Monday, July 9, 2012

You almost wish that you could have all that bad stuff back/ So that you could have the good

Every summer I re-read Madeleine L'Engle's A Ring of Endless Light. And every summer I just sob. This is such a beautiful and sad book. I read it at a particularly critical time in my life, but it's not lost any of its power to really cut through everything and leave me with a renewed sense of hope despite everything.

The novel is mainly about death and loss, but it is also about time and love, and how the four interweave. Loss permeates the novel in such wrenching, constant ways, but there is still an immeasurable sense of hope. L'Engle references both a ring of endless light and a deep but dazzling darkness; perhaps the one cannot exist without the other. Love ultimately is loss.
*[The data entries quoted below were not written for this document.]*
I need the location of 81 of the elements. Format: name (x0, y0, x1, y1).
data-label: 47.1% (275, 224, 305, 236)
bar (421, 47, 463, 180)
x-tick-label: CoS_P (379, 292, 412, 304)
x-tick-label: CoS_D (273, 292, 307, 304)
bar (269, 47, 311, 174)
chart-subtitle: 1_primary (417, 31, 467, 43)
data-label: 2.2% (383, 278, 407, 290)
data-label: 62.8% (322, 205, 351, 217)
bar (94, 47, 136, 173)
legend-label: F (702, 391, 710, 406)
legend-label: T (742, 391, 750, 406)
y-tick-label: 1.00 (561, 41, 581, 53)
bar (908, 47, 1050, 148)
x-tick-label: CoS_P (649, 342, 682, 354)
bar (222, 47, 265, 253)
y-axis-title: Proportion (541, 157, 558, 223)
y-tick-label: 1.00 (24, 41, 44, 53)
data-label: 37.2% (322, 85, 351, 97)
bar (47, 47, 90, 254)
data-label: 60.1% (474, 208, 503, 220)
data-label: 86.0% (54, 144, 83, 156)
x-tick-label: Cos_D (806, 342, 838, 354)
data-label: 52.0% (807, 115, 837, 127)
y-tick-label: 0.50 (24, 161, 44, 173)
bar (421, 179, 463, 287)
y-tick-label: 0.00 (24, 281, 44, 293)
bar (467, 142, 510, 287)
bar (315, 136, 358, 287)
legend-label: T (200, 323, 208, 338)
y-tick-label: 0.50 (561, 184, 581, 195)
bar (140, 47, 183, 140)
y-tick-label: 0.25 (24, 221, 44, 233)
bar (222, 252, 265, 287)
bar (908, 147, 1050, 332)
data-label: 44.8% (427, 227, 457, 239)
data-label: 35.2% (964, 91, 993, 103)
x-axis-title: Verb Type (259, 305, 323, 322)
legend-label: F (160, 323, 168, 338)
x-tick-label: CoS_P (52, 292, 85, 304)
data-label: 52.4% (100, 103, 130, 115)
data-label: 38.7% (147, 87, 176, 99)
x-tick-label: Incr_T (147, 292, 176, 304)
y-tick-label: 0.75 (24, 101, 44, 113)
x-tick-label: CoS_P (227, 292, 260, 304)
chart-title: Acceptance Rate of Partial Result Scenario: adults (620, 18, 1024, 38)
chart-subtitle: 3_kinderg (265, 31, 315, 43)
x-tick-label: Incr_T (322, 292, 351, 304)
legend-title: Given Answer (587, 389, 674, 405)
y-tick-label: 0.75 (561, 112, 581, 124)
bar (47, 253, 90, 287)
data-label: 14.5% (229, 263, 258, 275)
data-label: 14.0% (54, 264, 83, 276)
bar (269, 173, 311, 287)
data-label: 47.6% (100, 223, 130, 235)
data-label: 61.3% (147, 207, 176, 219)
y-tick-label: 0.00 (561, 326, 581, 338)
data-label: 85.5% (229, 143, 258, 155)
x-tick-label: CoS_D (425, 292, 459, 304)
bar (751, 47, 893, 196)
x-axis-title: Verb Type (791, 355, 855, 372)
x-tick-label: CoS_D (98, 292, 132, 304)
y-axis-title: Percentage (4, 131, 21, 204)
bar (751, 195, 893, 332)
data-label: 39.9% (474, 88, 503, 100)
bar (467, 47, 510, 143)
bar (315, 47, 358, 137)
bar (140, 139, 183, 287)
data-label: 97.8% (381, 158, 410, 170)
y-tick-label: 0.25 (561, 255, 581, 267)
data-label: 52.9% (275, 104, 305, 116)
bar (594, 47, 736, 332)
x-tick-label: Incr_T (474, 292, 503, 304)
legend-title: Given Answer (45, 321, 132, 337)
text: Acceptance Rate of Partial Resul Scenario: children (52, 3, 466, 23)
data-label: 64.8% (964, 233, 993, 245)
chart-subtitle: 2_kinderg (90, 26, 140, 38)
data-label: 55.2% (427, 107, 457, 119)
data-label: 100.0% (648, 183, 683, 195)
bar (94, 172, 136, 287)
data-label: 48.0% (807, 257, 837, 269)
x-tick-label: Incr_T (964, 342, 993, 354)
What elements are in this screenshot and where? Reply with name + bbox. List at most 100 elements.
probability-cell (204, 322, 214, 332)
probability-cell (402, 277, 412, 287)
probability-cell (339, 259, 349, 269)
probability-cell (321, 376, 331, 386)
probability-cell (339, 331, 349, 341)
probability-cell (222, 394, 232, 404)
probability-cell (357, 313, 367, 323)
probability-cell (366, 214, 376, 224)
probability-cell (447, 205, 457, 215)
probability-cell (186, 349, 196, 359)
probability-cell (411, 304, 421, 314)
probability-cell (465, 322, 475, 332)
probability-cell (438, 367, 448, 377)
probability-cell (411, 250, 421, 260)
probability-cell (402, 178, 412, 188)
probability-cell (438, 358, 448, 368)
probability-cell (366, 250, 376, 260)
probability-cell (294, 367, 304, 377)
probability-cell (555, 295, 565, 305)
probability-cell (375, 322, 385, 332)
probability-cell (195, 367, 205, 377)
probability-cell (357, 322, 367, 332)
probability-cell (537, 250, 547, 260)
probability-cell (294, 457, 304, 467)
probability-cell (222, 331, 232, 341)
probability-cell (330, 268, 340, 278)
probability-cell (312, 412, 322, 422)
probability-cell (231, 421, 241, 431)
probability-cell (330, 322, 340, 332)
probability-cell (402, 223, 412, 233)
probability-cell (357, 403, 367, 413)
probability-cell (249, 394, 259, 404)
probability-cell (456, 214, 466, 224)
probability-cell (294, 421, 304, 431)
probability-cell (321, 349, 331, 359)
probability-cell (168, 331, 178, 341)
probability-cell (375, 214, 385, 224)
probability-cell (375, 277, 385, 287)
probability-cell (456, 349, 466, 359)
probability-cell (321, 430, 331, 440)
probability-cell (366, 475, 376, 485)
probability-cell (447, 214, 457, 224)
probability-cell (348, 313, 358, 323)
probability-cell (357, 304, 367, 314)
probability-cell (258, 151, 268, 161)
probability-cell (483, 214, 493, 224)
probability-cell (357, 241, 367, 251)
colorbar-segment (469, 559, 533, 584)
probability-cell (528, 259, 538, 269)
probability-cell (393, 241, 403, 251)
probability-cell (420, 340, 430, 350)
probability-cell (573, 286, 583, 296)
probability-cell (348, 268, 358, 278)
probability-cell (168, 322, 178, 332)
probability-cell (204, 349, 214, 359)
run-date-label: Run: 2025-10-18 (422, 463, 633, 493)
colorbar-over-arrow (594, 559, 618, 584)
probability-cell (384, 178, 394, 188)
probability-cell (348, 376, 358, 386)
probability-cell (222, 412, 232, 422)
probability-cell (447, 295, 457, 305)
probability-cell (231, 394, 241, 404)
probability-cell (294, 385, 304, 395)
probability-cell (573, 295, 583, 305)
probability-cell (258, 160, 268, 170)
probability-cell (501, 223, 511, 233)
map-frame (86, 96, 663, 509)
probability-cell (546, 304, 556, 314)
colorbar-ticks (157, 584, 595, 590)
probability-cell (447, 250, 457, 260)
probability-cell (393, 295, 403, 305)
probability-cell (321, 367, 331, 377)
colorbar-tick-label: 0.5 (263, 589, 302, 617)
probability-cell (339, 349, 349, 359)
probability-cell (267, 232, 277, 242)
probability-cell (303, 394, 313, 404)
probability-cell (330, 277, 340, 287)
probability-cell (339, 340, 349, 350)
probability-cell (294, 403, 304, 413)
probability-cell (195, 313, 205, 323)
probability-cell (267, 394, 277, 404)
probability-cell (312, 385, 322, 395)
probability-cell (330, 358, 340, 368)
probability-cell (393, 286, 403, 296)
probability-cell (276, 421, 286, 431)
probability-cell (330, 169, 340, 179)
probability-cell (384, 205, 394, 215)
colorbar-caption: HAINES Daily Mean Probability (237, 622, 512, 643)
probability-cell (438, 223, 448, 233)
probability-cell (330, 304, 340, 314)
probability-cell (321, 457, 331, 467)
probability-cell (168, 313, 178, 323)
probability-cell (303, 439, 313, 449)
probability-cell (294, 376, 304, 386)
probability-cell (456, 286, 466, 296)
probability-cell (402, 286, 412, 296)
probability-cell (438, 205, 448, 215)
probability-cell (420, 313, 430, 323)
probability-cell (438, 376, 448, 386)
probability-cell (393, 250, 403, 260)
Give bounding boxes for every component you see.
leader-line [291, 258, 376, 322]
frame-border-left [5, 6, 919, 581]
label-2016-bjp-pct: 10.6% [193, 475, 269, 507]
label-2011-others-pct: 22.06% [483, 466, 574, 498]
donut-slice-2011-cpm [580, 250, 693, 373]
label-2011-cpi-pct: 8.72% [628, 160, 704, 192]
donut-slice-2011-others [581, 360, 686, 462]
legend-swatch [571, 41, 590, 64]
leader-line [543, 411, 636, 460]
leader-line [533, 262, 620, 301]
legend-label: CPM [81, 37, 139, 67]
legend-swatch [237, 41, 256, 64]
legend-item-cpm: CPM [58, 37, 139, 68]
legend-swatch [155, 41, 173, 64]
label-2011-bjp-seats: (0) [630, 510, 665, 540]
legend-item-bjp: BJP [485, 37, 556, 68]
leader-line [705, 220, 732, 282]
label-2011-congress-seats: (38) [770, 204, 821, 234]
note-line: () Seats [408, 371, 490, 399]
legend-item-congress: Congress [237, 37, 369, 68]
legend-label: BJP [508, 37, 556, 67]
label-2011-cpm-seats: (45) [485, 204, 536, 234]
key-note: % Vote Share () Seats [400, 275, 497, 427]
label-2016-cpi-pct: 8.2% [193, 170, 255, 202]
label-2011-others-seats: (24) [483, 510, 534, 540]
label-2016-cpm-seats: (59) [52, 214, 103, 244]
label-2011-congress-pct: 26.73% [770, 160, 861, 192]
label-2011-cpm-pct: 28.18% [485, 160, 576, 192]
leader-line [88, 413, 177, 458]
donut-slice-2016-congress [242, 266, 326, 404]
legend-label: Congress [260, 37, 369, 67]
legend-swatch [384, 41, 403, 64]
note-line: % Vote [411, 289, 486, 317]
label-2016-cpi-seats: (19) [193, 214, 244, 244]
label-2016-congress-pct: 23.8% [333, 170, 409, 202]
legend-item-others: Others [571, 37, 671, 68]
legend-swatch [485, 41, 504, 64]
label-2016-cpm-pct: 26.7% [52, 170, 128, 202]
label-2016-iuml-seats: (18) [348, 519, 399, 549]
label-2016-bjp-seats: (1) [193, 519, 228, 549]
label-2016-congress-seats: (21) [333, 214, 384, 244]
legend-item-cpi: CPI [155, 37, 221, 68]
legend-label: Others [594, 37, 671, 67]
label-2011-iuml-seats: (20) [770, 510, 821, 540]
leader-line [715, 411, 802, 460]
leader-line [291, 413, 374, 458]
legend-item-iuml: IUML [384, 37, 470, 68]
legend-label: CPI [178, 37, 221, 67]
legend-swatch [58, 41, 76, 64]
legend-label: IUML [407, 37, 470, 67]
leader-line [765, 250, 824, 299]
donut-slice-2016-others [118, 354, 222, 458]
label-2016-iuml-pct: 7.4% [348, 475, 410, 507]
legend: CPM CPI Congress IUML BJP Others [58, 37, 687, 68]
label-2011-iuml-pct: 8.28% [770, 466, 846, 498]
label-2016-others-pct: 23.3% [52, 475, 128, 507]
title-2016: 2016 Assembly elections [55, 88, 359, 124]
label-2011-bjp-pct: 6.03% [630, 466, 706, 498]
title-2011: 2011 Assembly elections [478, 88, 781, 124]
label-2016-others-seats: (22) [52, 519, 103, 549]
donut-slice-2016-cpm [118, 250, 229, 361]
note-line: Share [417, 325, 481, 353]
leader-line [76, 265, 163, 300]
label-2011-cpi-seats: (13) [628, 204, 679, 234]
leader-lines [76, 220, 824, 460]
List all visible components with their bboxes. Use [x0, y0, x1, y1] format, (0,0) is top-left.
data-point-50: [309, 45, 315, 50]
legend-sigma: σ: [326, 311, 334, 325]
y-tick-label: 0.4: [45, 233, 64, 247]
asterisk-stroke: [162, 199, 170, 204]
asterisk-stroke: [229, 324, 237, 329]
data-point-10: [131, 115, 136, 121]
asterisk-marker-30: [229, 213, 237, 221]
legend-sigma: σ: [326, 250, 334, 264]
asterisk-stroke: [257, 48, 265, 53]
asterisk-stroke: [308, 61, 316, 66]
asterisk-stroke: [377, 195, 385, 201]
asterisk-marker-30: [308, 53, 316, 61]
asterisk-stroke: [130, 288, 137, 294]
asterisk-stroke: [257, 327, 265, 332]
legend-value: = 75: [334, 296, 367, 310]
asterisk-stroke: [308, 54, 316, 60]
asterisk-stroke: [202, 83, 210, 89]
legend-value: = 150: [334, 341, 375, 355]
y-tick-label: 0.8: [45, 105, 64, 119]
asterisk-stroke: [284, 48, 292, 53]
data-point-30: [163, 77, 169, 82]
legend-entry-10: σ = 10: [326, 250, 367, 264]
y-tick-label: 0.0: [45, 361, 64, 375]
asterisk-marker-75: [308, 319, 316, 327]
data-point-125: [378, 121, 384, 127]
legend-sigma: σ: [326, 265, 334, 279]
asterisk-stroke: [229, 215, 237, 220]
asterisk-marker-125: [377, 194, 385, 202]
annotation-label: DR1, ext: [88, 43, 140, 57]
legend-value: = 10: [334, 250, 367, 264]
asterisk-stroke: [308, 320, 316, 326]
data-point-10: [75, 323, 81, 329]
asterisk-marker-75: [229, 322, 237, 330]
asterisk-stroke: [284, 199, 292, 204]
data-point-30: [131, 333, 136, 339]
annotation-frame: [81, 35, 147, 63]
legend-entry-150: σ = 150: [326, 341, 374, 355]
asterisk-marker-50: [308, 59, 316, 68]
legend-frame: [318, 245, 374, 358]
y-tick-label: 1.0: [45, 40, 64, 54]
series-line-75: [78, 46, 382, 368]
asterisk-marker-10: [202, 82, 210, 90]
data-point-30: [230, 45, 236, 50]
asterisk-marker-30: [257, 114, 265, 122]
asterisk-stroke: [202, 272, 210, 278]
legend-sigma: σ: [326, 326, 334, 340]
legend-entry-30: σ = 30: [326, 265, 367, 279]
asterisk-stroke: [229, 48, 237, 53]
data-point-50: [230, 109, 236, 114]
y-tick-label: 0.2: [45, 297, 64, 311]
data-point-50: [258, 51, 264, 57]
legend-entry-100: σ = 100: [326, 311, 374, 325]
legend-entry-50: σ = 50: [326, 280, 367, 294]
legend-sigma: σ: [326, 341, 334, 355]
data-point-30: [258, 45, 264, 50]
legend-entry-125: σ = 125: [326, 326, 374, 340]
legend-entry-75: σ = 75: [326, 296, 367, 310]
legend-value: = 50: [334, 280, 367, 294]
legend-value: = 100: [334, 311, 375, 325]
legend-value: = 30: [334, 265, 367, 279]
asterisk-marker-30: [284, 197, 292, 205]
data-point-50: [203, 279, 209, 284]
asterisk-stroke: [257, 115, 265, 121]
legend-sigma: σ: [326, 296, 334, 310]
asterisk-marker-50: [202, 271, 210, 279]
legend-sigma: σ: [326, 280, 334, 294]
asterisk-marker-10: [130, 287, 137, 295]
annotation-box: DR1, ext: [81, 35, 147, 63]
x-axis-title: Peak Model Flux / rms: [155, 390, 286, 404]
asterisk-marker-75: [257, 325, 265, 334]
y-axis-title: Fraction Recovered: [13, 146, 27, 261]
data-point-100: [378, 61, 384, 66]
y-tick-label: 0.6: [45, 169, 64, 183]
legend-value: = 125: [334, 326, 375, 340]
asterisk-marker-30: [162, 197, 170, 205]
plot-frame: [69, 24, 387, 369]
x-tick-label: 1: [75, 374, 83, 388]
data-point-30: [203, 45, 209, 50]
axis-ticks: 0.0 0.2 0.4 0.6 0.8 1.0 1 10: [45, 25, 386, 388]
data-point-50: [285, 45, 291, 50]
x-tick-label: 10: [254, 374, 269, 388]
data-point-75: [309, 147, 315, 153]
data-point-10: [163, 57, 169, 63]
The part that really gets to me and always hits me anew is the scene when the main character and her younger brother talk about death and heaven. The topic is difficult enough, though his idea about heaven is wrenchingly exquisite. What really always gets to me, though, is the main character's realization that her brother is growing up and is no longer really a child. Her sense of loss at this inevitable change is subtle, but certainly present; it's not that she wants him to stay young, but that she just sees the loss that comes as inevitably as the passage of time.

When I first read this, I was about the age of the protagonist, and this just hit so close to home. It still really does. There is comfort in her words: "and nothing loved is ever lost," and truth in “Maybe you have to know the darkness before you can appreciate the light.”